E, mais recentemente, no contexto do coronavírus, por meio do Ofício CFM nº 1756/2020-Cojur de 19 de março de 2020, reconheceu-se a possibilidade e a eticidade da utilização da Telemedicina, em caráter excepcional e enquanto durar as medidas de enfretamento ao COVID-19, como forma de também garantir a proteção da saúde do médico.

Dentre as medidas destacadas, o Conselho Federal de Medicina, sob o mote de “aperfeiçoar ao máximo a eficiência dos serviços médicos prestados enquanto durar a batalha de combate ao contágio da covid-19”, incentivou o uso da “Teleorientação”, por meio do qual profissionais da medicina realizam à distância a orientação e o encaminhamento de pacientes em isolamento; o “telemonitoramento”, por meio do qual, sob orientação e supervisão médica, monitora-se à distância parâmetros de saúde e/ou doença e  a “teleinterconsulta”, por meio da qual se cambiam informações e opiniões entre médicos, para auxílio diagnóstico ou terapêutico.

Como já mencionado, encampando a orientação do Conselho de Classe, o Ministério da Saúde estabeleceu, por meio da Portaria nº 467 MS/GM, de 20 de março de 2020 que “as ações de Telemedicina de interação à distância podem contemplar o atendimento pré-clínico, de suporte assistencial, de consulta, monitoramento e diagnóstico, através de tecnologia da informação e comunicação, no âmbito do SUS, bem como na saúde suplementar e privada”.

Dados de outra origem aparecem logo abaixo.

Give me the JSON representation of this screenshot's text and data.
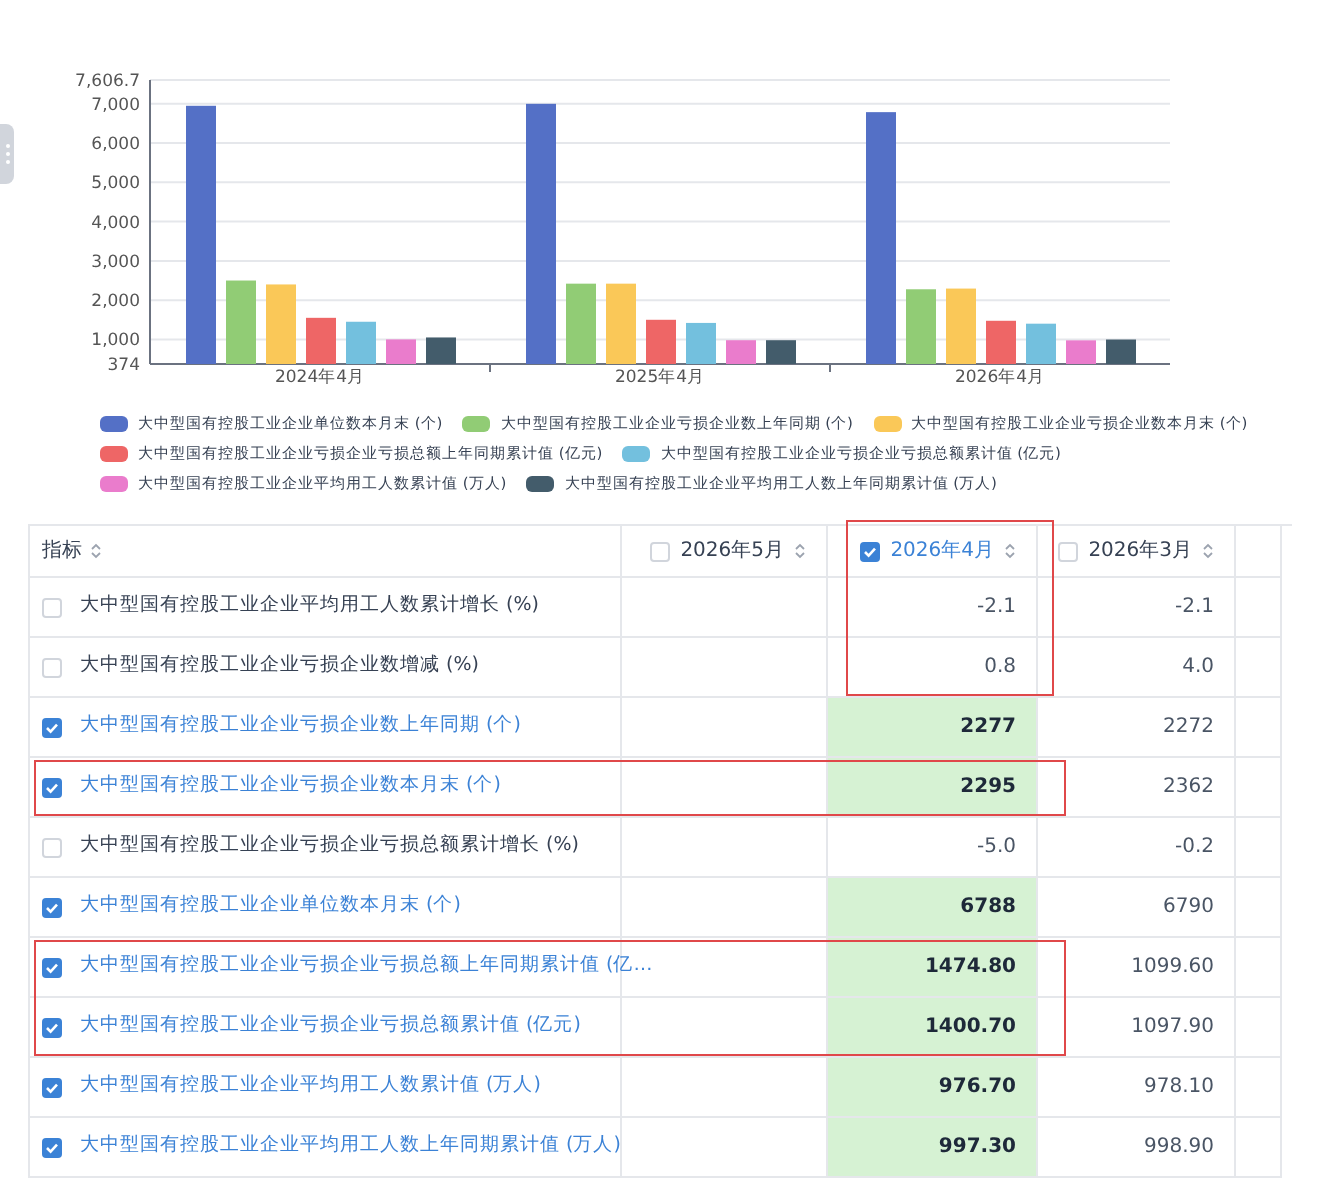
{
  "chart": {
    "chart_data": {
      "type": "bar",
      "categories": [
        "2024年4月",
        "2025年4月",
        "2026年4月"
      ],
      "ylim": [
        374,
        7606.7
      ],
      "grid": true,
      "yticks": [
        374,
        {
          "value": 1000,
          "label": "1,000"
        },
        {
          "value": 2000,
          "label": "2,000"
        },
        {
          "value": 3000,
          "label": "3,000"
        },
        {
          "value": 4000,
          "label": "4,000"
        },
        {
          "value": 5000,
          "label": "5,000"
        },
        {
          "value": 6000,
          "label": "6,000"
        },
        {
          "value": 7000,
          "label": "7,000"
        },
        {
          "value": 7606.7,
          "label": "7,606.7"
        }
      ],
      "series": [
        {
          "name": "大中型国有控股工业企业单位数本月末 (个)",
          "color": "#5470c6",
          "values": [
            6950,
            7000,
            6788
          ]
        },
        {
          "name": "大中型国有控股工业企业亏损企业数上年同期 (个)",
          "color": "#91cc75",
          "values": [
            2500,
            2420,
            2277
          ]
        },
        {
          "name": "大中型国有控股工业企业亏损企业数本月末 (个)",
          "color": "#fac858",
          "values": [
            2400,
            2420,
            2295
          ]
        },
        {
          "name": "大中型国有控股工业企业亏损企业亏损总额上年同期累计值 (亿元)",
          "color": "#ee6666",
          "values": [
            1550,
            1500,
            1474.8
          ]
        },
        {
          "name": "大中型国有控股工业企业亏损企业亏损总额累计值 (亿元)",
          "color": "#73c0de",
          "values": [
            1450,
            1420,
            1400.7
          ]
        },
        {
          "name": "大中型国有控股工业企业平均用工人数累计值 (万人)",
          "color": "#ea7ccc",
          "values": [
            1000,
            980,
            976.7
          ]
        },
        {
          "name": "大中型国有控股工业企业平均用工人数上年同期累计值 (万人)",
          "color": "#435c6b",
          "values": [
            1050,
            980,
            997.3
          ]
        }
      ]
    }
  },
  "table": {
    "indicator_header": "指标",
    "columns": [
      {
        "label": "2026年5月",
        "checked": false,
        "framed": false
      },
      {
        "label": "2026年4月",
        "checked": true,
        "framed": true
      },
      {
        "label": "2026年3月",
        "checked": false,
        "framed": false
      }
    ],
    "rows": [
      {
        "label": "大中型国有控股工业企业平均用工人数累计增长 (%)",
        "checked": false,
        "framed": false,
        "column_frame": true,
        "values": [
          "-2.1",
          "-2.1"
        ]
      },
      {
        "label": "大中型国有控股工业企业亏损企业数增减 (%)",
        "checked": false,
        "framed": false,
        "column_frame": true,
        "values": [
          "0.8",
          "4.0"
        ]
      },
      {
        "label": "大中型国有控股工业企业亏损企业数上年同期 (个)",
        "checked": true,
        "framed": false,
        "column_frame": false,
        "values": [
          "2277",
          "2272"
        ]
      },
      {
        "label": "大中型国有控股工业企业亏损企业数本月末 (个)",
        "checked": true,
        "framed": true,
        "column_frame": false,
        "values": [
          "2295",
          "2362"
        ]
      },
      {
        "label": "大中型国有控股工业企业亏损企业亏损总额累计增长 (%)",
        "checked": false,
        "framed": false,
        "column_frame": false,
        "values": [
          "-5.0",
          "-0.2"
        ]
      },
      {
        "label": "大中型国有控股工业企业单位数本月末 (个)",
        "checked": true,
        "framed": false,
        "column_frame": false,
        "values": [
          "6788",
          "6790"
        ]
      },
      {
        "label": "大中型国有控股工业企业亏损企业亏损总额上年同期累计值 (亿…",
        "checked": true,
        "framed": true,
        "column_frame": false,
        "values": [
          "1474.80",
          "1099.60"
        ]
      },
      {
        "label": "大中型国有控股工业企业亏损企业亏损总额累计值 (亿元)",
        "checked": true,
        "framed": true,
        "column_frame": false,
        "values": [
          "1400.70",
          "1097.90"
        ]
      },
      {
        "label": "大中型国有控股工业企业平均用工人数累计值 (万人)",
        "checked": true,
        "framed": false,
        "column_frame": false,
        "values": [
          "976.70",
          "978.10"
        ]
      },
      {
        "label": "大中型国有控股工业企业平均用工人数上年同期累计值 (万人)",
        "checked": true,
        "framed": false,
        "column_frame": false,
        "values": [
          "997.30",
          "998.90"
        ]
      }
    ]
  }
}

Contudo, estabeleceu que o atendimento deverá ser efetuado diretamente entre médicos e pacientes, a fim de resguardar a higidez da relação médico- paciente, tão sagrado ao Código de Ética Médica.

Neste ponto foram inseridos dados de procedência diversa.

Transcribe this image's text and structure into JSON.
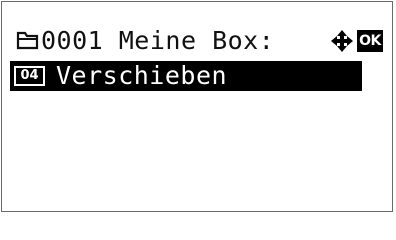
{
  "header": {
    "title": "0001 Meine Box:",
    "folder_icon": "folder-icon",
    "nav_icon": "four-way-arrow-icon",
    "ok_label": "OK"
  },
  "menu": {
    "items": [
      {
        "number": "04",
        "label": "Verschieben",
        "selected": true
      }
    ]
  },
  "colors": {
    "background": "#ffffff",
    "highlight": "#000000",
    "highlight_text": "#ffffff"
  }
}
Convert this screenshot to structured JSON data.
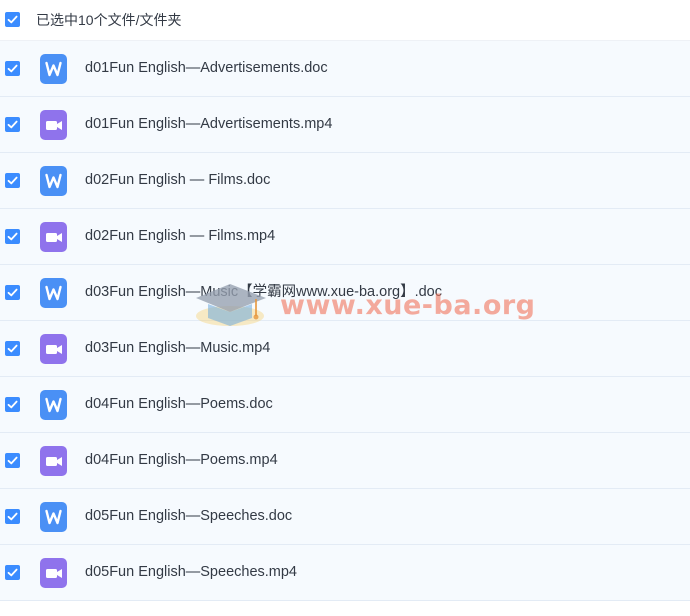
{
  "header": {
    "selection_text": "已选中10个文件/文件夹",
    "checked": true
  },
  "files": [
    {
      "name": "d01Fun English—Advertisements.doc",
      "type": "doc",
      "icon": "word-doc-icon",
      "checked": true
    },
    {
      "name": "d01Fun English—Advertisements.mp4",
      "type": "mp4",
      "icon": "video-file-icon",
      "checked": true
    },
    {
      "name": "d02Fun English — Films.doc",
      "type": "doc",
      "icon": "word-doc-icon",
      "checked": true
    },
    {
      "name": "d02Fun English — Films.mp4",
      "type": "mp4",
      "icon": "video-file-icon",
      "checked": true
    },
    {
      "name": "d03Fun English—Music【学霸网www.xue-ba.org】.doc",
      "type": "doc",
      "icon": "word-doc-icon",
      "checked": true
    },
    {
      "name": "d03Fun English—Music.mp4",
      "type": "mp4",
      "icon": "video-file-icon",
      "checked": true
    },
    {
      "name": "d04Fun English—Poems.doc",
      "type": "doc",
      "icon": "word-doc-icon",
      "checked": true
    },
    {
      "name": "d04Fun English—Poems.mp4",
      "type": "mp4",
      "icon": "video-file-icon",
      "checked": true
    },
    {
      "name": "d05Fun English—Speeches.doc",
      "type": "doc",
      "icon": "word-doc-icon",
      "checked": true
    },
    {
      "name": "d05Fun English—Speeches.mp4",
      "type": "mp4",
      "icon": "video-file-icon",
      "checked": true
    }
  ],
  "watermark": {
    "text": "www.xue-ba.org",
    "icon": "graduation-cap-icon"
  },
  "colors": {
    "checkbox": "#3b8cff",
    "doc_icon": "#4a90f5",
    "video_icon": "#8f73ec",
    "row_background": "#f6fafe",
    "watermark": "#f0785f"
  }
}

Ademais, alertou para a primazia dos registros de dados clínicos do caso, da tecnologia da informação e comunicação utilizada, permitida a emissão de atestados ou receitas médicas também em meio eletrônico, contendo a identificação do médico, a preservação do sigilo, da confidencialidade e da privacidade nas informações de saúde, que são considerados dados pessoais sensíveis à luz da nova Lei Geral de Proteção de Dados.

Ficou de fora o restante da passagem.